The research is based on prediction modelling and covers 47 countries with a total population of one billion, the WHO said in a statement.
“The model predicts the observed slower rate of transmission, lower age of people with severe disease and lower mortality rates compared to what is seen in the most affected countries in the rest of the world,” the statement said.
“The lower rate of transmission, however, suggests a more prolonged outbreak over a few years.”
WHO Africa Director Matshidiso Moeti said that “while COVID-19 likely won’t spread as exponentially in Africa as it has elsewhere in the world, it likely will smoulder in transmission hotspots”.

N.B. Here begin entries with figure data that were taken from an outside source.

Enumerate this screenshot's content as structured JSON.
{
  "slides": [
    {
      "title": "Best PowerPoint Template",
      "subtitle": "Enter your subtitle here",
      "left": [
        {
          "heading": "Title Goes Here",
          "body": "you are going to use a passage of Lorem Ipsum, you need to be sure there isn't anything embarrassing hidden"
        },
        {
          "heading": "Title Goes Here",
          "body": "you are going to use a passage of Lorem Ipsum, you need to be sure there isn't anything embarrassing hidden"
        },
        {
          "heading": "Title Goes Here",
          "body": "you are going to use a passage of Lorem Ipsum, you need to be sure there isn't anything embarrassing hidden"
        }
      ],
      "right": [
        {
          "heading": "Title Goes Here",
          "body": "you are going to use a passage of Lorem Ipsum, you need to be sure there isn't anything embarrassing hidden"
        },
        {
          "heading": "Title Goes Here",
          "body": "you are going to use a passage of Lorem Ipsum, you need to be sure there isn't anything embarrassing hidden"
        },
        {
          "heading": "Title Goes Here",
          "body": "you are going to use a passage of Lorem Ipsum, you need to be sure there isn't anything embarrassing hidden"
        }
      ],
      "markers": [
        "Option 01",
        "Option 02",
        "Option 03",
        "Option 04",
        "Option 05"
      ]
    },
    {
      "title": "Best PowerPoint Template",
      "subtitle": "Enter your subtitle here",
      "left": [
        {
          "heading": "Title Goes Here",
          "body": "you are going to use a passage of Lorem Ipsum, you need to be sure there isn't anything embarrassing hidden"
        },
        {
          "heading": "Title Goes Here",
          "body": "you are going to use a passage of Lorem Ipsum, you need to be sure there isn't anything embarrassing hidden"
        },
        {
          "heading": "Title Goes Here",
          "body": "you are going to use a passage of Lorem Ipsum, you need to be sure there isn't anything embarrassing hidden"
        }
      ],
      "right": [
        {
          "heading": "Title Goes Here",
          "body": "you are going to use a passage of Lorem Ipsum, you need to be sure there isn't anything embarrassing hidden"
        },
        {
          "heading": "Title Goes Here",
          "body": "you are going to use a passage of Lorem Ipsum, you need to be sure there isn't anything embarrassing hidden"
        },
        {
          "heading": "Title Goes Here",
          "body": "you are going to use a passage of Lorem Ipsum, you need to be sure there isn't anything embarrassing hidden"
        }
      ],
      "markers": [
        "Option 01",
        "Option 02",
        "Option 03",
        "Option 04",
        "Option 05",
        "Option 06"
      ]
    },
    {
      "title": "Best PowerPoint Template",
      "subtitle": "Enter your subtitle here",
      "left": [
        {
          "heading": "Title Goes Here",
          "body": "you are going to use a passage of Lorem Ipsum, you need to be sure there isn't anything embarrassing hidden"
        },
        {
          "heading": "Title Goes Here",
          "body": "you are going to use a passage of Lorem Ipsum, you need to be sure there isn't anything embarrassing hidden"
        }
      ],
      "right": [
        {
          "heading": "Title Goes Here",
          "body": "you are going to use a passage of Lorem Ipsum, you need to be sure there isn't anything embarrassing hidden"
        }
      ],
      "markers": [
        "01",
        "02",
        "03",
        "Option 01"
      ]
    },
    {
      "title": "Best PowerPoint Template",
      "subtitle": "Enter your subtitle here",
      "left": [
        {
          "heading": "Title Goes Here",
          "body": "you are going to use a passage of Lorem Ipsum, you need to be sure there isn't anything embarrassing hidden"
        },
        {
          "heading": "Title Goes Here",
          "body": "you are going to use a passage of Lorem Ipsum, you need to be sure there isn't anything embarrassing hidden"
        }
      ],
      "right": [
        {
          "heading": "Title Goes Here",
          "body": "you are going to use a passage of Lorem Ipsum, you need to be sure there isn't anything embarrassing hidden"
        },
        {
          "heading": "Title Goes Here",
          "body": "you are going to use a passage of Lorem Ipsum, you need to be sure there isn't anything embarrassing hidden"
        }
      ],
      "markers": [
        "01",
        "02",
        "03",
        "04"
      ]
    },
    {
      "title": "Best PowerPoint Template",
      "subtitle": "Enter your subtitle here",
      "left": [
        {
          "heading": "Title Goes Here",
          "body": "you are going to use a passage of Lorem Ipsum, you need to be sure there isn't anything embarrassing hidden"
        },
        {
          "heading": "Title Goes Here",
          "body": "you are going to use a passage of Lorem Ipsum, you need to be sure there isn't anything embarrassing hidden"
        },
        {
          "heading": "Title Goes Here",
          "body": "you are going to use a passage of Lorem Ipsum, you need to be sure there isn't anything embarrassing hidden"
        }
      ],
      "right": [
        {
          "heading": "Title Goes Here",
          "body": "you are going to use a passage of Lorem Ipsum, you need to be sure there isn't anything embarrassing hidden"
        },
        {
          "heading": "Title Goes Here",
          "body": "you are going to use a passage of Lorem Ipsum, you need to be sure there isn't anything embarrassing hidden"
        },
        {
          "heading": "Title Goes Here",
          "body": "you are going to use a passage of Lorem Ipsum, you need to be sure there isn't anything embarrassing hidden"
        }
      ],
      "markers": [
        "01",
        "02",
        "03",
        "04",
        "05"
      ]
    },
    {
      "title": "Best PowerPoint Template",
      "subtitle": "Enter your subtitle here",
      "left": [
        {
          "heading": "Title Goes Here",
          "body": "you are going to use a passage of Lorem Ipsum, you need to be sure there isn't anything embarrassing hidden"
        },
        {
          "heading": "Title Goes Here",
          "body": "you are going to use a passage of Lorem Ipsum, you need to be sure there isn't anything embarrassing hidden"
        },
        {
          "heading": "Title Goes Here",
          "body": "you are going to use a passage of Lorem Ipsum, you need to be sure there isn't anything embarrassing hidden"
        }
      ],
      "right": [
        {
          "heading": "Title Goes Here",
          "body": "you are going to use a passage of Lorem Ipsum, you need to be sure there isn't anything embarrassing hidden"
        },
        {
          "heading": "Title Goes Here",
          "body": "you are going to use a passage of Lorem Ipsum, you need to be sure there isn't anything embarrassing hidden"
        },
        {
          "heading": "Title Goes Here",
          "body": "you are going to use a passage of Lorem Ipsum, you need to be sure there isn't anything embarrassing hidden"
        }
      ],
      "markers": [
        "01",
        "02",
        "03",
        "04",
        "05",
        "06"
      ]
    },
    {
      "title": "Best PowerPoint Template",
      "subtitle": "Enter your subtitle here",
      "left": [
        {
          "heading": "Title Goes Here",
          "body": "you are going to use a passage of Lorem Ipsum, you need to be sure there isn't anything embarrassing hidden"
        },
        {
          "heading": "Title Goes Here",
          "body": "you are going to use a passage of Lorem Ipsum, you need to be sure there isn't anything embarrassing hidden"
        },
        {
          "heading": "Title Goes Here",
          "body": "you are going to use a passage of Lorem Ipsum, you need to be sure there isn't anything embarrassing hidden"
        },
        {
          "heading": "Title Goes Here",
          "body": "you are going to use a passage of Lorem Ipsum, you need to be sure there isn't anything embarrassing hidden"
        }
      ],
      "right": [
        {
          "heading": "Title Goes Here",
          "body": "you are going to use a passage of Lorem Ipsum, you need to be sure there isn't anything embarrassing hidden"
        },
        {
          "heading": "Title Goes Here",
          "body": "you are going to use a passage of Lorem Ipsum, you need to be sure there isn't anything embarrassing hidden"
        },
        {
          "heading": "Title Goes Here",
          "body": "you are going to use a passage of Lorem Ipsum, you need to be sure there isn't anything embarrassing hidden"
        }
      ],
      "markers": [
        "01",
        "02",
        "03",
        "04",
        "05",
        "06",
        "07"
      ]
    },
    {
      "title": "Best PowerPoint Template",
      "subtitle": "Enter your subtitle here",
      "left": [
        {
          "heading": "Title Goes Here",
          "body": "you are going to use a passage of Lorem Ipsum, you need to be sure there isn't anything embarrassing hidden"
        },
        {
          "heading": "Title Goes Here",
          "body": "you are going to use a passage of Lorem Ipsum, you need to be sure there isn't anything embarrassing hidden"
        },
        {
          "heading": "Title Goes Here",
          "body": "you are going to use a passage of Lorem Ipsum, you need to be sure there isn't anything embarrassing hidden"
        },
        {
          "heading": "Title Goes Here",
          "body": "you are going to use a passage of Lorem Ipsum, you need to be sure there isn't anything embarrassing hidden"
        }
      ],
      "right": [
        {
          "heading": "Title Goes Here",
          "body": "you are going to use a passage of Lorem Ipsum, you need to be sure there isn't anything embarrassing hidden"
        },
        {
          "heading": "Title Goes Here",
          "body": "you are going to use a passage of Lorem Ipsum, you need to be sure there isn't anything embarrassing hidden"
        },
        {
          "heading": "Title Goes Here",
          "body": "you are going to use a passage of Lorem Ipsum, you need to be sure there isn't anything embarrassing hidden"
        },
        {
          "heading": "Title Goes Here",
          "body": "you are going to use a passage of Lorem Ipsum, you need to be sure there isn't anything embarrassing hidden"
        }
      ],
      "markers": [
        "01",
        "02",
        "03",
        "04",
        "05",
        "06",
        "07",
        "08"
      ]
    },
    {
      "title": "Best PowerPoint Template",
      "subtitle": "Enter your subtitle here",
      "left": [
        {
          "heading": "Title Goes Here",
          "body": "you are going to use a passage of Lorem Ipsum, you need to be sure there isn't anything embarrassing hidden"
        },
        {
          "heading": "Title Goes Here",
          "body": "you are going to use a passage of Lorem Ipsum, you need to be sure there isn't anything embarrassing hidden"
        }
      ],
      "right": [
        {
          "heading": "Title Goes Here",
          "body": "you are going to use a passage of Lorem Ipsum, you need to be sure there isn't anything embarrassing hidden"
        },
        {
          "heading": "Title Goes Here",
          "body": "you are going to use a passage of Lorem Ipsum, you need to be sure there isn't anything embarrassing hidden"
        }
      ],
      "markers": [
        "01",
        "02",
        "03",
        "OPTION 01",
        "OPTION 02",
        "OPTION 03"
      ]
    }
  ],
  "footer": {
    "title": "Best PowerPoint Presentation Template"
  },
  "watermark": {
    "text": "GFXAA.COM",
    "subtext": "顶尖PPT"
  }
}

“COVID-19 could become a fixture in our lives for the next several years unless a proactive approach is taken by many governments in the region,” he added. “We need to test, trace, isolate and treat.”
Smaller countries as well as Algeria, South Africa and Cameroon were at exceptionally high risk unless effective containment measures were in force, the WHO said.
Africa has so far recorded 53,334 cases and 2,065 fatalities – out of a global death toll of nearly 267,000 -according to an AFP tally.